Para os cineastas, o Edinburgh International Film Festival oferece algo que vai além da simples exibição: oferece uma vitrine estratégica. Em um mercado global cada vez mais competitivo, ter um filme selecionado para um festival com a reputação e o histórico do EIFF é um selo de qualidade que atrai a atenção de distribuidores e críticos. Ridd destaca que a sua função, e a de sua equipe, é garantir que o festival funcione como uma ponte eficiente entre a criatividade dos cineastas e as necessidades do mercado cinematográfico.

A conversa entre Ridd e a indústria em Cannes reflete essa proatividade. O diretor está constantemente em busca de filmes que se alinhem com a visão do festival, garantindo que o programa de 2026 seja diversificado, instigante e, acima de tudo, relevante. A meta é que, ao final da edição de agosto, o festival tenha não apenas cumprido sua agenda de exibições, mas também tenha contribuído para o sucesso comercial e crítico dos filmes selecionados, reforçando a posição de Edimburgo como um destino indispensável no mapa dos festivais de cinema internacionais.

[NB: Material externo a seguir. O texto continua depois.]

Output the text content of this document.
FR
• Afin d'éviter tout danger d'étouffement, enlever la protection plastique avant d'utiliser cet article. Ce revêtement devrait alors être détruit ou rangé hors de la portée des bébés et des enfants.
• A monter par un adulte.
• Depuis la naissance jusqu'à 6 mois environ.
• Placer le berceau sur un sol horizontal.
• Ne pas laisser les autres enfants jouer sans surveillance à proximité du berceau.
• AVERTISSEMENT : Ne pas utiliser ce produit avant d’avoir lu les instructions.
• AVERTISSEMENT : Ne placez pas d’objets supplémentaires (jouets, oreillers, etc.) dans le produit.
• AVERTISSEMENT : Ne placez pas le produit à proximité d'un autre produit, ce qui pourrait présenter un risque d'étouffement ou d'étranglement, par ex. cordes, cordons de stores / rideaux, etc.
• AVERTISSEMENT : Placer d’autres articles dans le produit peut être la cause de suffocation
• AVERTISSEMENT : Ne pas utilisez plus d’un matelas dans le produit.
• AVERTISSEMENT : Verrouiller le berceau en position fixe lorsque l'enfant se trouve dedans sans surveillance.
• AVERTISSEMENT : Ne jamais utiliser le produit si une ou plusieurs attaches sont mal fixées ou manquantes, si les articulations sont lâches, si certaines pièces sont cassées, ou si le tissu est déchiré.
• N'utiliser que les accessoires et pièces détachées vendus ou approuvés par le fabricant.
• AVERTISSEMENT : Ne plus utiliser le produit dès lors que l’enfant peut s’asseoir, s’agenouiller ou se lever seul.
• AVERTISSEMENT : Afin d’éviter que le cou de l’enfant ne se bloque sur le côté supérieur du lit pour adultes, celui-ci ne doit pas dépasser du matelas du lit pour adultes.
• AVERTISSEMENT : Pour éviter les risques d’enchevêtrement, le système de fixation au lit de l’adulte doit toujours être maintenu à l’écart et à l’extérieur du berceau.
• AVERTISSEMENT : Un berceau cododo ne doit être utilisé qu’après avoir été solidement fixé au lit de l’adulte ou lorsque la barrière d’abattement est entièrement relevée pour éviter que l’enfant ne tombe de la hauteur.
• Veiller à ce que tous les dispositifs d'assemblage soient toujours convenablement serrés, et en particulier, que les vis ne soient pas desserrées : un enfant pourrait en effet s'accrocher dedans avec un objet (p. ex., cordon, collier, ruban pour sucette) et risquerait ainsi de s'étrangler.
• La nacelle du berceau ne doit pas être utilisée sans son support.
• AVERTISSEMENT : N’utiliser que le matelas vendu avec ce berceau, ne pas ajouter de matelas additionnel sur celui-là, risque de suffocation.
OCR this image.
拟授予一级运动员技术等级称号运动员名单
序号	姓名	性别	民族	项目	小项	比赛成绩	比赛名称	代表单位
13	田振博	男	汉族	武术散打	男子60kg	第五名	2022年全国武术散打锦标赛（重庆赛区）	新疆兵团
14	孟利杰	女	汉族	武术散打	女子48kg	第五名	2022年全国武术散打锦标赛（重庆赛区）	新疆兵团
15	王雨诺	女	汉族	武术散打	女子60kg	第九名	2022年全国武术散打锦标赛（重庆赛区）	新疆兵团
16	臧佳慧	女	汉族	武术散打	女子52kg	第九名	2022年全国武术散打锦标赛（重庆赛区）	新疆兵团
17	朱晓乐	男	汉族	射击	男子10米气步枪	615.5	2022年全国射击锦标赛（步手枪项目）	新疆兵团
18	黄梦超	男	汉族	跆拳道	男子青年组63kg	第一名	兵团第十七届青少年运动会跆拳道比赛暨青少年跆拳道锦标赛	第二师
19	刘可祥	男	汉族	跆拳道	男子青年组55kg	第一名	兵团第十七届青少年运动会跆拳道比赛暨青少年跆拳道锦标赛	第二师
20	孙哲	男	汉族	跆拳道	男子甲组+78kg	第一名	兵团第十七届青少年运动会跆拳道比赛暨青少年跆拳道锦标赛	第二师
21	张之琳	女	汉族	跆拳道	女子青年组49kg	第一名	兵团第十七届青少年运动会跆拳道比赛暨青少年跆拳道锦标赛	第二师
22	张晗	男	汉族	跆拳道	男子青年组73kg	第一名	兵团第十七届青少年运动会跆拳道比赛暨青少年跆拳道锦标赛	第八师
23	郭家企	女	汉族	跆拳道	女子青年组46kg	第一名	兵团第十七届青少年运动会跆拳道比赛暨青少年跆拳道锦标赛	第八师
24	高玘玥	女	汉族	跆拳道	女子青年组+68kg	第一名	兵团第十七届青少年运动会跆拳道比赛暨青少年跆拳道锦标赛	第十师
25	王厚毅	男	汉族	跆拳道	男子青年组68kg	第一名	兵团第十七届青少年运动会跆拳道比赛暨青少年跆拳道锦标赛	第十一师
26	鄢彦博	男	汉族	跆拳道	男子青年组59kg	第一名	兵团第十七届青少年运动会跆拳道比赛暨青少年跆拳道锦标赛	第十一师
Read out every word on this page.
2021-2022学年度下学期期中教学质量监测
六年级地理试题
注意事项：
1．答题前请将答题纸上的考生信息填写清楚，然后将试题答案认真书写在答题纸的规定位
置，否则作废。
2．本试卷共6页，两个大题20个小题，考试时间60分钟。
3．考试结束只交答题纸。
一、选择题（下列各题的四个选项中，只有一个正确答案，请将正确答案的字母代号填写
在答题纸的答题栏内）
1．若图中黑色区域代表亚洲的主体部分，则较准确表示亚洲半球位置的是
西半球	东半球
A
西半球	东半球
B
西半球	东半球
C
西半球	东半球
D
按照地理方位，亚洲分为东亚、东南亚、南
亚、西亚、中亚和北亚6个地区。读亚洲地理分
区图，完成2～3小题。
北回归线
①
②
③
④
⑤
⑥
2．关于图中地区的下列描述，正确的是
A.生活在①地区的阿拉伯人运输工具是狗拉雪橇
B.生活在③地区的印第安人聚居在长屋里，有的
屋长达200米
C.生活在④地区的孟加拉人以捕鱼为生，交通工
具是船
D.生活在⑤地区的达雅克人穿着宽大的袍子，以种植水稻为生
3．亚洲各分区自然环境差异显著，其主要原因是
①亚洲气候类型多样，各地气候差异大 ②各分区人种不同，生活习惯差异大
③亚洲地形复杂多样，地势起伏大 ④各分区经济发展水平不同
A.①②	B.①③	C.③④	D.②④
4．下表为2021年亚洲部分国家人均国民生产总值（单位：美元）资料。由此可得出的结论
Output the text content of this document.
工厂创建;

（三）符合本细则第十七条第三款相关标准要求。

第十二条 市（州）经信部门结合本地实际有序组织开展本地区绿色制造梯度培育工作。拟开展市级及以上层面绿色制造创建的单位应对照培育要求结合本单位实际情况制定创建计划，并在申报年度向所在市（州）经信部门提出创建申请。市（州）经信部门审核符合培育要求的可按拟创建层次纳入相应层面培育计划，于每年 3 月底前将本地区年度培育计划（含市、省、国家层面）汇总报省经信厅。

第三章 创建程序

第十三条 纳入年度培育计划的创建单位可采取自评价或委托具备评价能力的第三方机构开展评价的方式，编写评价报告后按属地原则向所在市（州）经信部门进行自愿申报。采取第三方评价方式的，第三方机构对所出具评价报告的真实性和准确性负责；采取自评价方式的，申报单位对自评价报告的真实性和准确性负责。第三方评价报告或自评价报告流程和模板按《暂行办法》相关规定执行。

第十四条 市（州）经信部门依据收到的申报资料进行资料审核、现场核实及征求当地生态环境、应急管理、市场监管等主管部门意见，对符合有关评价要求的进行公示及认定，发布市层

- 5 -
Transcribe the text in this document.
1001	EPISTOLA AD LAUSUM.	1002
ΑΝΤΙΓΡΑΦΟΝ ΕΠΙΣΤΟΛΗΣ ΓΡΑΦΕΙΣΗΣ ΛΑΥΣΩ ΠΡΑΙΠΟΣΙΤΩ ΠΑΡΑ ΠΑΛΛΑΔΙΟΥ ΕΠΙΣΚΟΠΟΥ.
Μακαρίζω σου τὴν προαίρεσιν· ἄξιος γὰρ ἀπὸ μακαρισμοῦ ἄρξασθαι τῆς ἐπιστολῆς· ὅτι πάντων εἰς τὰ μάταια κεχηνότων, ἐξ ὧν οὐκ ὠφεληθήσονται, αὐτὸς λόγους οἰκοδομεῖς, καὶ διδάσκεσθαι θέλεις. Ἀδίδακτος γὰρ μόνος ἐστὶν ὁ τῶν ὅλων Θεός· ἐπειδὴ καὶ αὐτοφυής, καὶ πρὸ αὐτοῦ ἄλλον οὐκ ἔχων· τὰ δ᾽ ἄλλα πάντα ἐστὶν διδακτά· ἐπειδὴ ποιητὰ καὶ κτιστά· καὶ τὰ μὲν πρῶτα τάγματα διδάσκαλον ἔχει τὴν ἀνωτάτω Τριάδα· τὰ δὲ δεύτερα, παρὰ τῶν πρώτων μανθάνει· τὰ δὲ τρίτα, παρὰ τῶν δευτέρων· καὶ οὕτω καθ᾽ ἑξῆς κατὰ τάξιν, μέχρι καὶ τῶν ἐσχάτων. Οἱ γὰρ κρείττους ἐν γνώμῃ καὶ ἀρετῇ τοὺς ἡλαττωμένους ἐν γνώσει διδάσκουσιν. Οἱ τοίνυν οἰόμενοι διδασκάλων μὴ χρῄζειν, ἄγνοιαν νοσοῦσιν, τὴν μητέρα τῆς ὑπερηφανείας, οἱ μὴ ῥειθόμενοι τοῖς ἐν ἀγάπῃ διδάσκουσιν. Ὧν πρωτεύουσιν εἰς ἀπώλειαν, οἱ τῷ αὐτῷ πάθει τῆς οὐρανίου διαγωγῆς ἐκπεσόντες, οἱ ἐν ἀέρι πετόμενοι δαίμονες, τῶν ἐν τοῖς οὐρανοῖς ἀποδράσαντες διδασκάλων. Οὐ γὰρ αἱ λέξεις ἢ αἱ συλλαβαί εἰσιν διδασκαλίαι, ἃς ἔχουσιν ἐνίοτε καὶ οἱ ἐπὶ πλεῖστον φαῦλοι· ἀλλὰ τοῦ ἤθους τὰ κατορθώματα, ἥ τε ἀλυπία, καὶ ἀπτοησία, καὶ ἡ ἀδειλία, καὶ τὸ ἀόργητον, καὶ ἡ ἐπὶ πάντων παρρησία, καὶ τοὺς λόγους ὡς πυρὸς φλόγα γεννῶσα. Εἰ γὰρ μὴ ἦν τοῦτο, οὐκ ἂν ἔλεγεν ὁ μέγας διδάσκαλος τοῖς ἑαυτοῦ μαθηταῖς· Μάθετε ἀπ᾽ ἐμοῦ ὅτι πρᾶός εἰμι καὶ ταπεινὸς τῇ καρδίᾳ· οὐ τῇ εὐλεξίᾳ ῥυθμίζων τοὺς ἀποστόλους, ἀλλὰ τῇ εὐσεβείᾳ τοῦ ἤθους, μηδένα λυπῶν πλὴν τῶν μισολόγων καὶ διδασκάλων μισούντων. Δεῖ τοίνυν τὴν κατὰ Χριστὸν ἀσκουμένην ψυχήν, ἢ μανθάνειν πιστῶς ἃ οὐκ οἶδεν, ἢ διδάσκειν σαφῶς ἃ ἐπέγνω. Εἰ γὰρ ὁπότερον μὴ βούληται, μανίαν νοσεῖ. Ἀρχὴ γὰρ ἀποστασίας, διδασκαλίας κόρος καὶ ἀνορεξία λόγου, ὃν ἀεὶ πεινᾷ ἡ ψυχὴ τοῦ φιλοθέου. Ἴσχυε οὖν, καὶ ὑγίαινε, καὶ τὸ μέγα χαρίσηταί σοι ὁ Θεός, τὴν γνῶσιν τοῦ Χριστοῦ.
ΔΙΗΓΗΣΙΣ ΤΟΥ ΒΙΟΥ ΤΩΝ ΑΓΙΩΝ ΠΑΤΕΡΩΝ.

Ao olhar para o futuro, a gestão de Paul Ridd parece focada em manter a agilidade e a precisão que definiram o relançamento. O festival não tenta ser tudo para todos, mas sim ser o melhor no que se propõe a fazer: um ambiente focado, acolhedor e profissional para o cinema independente. Com o apoio contínuo da equipe e a crescente confiança da indústria, o Edinburgh International Film Festival de 2026 promete ser um capítulo crucial na história de renovação deste evento histórico, consolidando de vez sua nova fase e garantindo que o legado do festival continue a inspirar novas gerações de cineastas e espectadores ao redor do mundo.